TAMPA — Meandering through the crowd inside Al Lopez Park Sunday, Mark Figueroa was caught up in the good vibes.
Driving percussion and blaring horns from the nearby stage mixed with pleasant November weather and wafting flavors of food in the air.
It was the 10th Conga Caliente, an event celebrating family, Latin culture, music and food in addition to a health fair.
“Just getting everyone in the community together like this and there be no headaches, no hassles, no problems, and you can bring your family is great,” said Figueroa, 45, who came with his wife, two daughters, sister and niece. This is his seventh time coming to the event.
The crowd, which was estimated between 35,000 and 50,000 by event official Maritza Astorquiza, ranged in ages and backgrounds. That was another draw for the Figueroas.
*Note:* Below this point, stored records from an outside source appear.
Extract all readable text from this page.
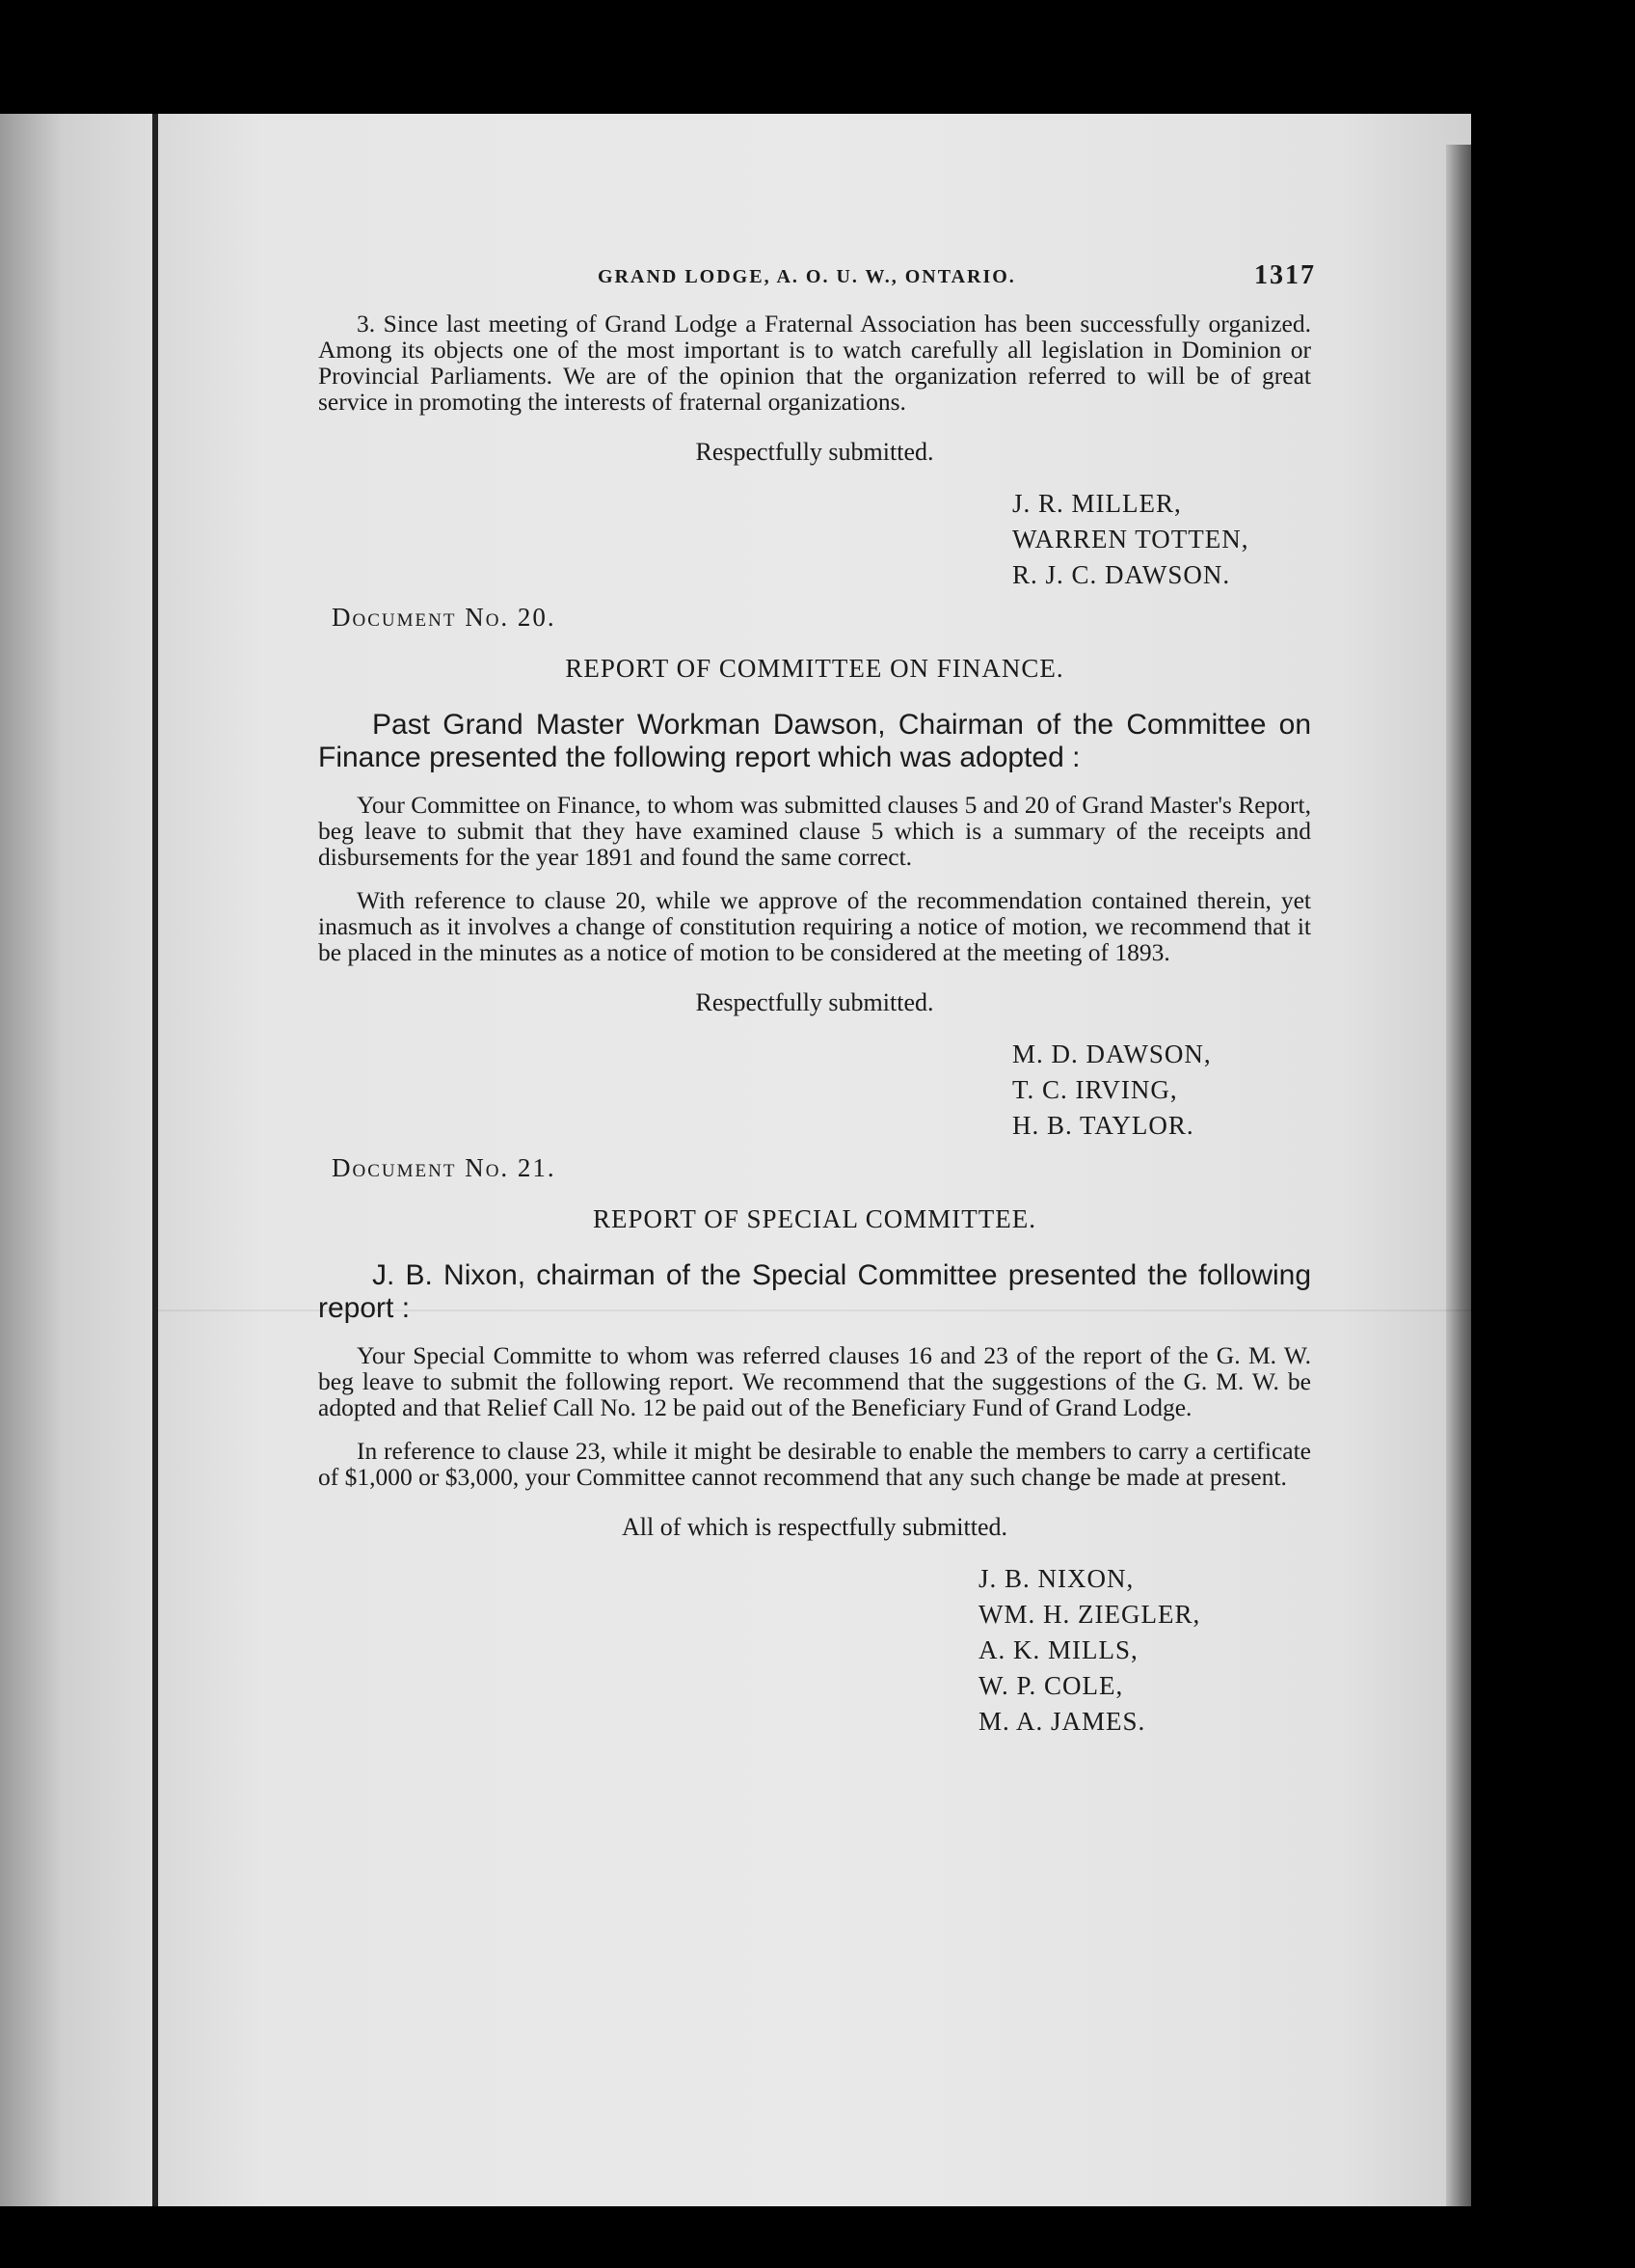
GRAND LODGE, A. O. U. W., ONTARIO.	1317

3. Since last meeting of Grand Lodge a Fraternal Association has been successfully organized. Among its objects one of the most important is to watch carefully all legislation in Dominion or Provincial Parliaments. We are of the opinion that the organization referred to will be of great service in promoting the interests of fraternal organizations.

Respectfully submitted.

J. R. MILLER,
WARREN TOTTEN,
R. J. C. DAWSON.
Document No. 20.
REPORT OF COMMITTEE ON FINANCE.

Past Grand Master Workman Dawson, Chairman of the Committee on Finance presented the following report which was adopted :

Your Committee on Finance, to whom was submitted clauses 5 and 20 of Grand Master's Report, beg leave to submit that they have examined clause 5 which is a summary of the receipts and disbursements for the year 1891 and found the same correct.

With reference to clause 20, while we approve of the recommendation contained therein, yet inasmuch as it involves a change of constitution requiring a notice of motion, we recommend that it be placed in the minutes as a notice of motion to be considered at the meeting of 1893.

Respectfully submitted.

M. D. DAWSON,
T. C. IRVING,
H. B. TAYLOR.
Document No. 21.
REPORT OF SPECIAL COMMITTEE.

J. B. Nixon, chairman of the Special Committee presented the following report :

Your Special Committe to whom was referred clauses 16 and 23 of the report of the G. M. W. beg leave to submit the following report. We recommend that the suggestions of the G. M. W. be adopted and that Relief Call No. 12 be paid out of the Beneficiary Fund of Grand Lodge.

In reference to clause 23, while it might be desirable to enable the members to carry a certificate of $1,000 or $3,000, your Committee cannot recommend that any such change be made at present.

All of which is respectfully submitted.

J. B. NIXON,
WM. H. ZIEGLER,
A. K. MILLS,
W. P. COLE,
M. A. JAMES.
“My biggest thing is that it’s a Latin festival and not just one. Not just Cubans, not just Puerto Ricans,” Gloria Figueroa, 44, said. “And they’re all coming together and doing their thing. … (The togetherness) is very important, especially in today’s time with people separating so much. We have a black president and if you’re in a certain group you’re supposed to back a certain person. I’d rather see everybody come together as one.”
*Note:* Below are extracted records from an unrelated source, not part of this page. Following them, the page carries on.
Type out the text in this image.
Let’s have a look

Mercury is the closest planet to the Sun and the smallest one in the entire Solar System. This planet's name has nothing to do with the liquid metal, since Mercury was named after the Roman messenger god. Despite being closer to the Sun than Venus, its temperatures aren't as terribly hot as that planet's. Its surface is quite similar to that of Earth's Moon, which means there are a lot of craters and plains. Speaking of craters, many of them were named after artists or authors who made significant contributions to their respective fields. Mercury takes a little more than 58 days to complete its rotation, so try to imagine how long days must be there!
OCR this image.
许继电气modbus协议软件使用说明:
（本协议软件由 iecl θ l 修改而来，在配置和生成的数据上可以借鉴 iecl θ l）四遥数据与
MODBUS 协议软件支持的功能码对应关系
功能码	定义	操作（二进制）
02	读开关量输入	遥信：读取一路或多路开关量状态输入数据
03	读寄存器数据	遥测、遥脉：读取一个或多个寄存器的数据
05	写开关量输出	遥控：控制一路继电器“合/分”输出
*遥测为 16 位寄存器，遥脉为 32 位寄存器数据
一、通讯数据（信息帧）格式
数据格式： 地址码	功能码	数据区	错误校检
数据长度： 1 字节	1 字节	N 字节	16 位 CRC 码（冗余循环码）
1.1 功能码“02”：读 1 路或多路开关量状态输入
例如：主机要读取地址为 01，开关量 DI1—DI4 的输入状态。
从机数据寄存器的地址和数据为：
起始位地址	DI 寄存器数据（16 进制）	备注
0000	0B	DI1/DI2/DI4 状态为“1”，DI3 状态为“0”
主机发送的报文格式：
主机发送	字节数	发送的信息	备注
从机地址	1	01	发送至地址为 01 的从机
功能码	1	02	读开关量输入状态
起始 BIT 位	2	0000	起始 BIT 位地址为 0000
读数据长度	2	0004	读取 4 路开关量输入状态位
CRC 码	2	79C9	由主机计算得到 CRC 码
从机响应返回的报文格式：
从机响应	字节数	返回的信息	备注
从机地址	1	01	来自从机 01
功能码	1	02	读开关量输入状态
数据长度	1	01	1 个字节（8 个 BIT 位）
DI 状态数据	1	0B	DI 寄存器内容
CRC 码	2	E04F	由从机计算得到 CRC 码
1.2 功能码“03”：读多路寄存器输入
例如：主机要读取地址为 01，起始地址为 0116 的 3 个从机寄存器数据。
The crowd, which drew a festival record 50,000 last year, swayed back and forth to the music. Young, old, group or single, the Latin rhythms moved just about all of the estimated 35,000 to 50,000 attendees.
Astorquiza said she encountered kids in strollers and adults using walkers during the day’s event, highlighting the diversity.
“I think if you look at the facial expressions, it tells a story,” she said. “I’m seeing families spending time with each other, interacting with each other and are comfortable. … In this event, the beautiful thing is the combination of ages, races, backgrounds, nationalities. What we try to do is celebrate a beautiful culture that’s living in the United States. We’re all living the American life.”
One of those who helped move the crowd was South Florida’s Leslie Grace. The performer, who has family in the area, said she enjoyed the energy she received from the crowd.
“Everybody out there was so lively,” Grace, 18, said. “It was good. The weather was great and we had a good time. What stood out to me the most is how people danced. Everyone was up on their feet. They were having a good time.”
There’s the possibility Grace will take part in an unofficial tradition that started last year by meringue singer Milly Quezada.
Quezada performed at Conga Caliente last year after having been nominated for a Latin Grammy. She played the congas and weeks later, won 2012 Best Contemporary Tropical Album during the 13th Annual Latin Grammy Awards ceremony.
Grace’s self-titled album is nominated for the Best Contemporary Tropical Album and she’ll be in Las Vegas for the affair in a little more than two weeks.
She also played the congas.
“Hopefully,” she said, laughing about the similarities. “Maybe God will shine down the light. It’s definitely just a prize for me to be nominated. It’s huge because I didn’t think it would happen so fast. As a young girl I always dreamed to be nominated for a Grammy and I definitely didn’t think it would happen as my first year of my career with my first album. And the people I’m nominated with are just great and have been doing this for years.”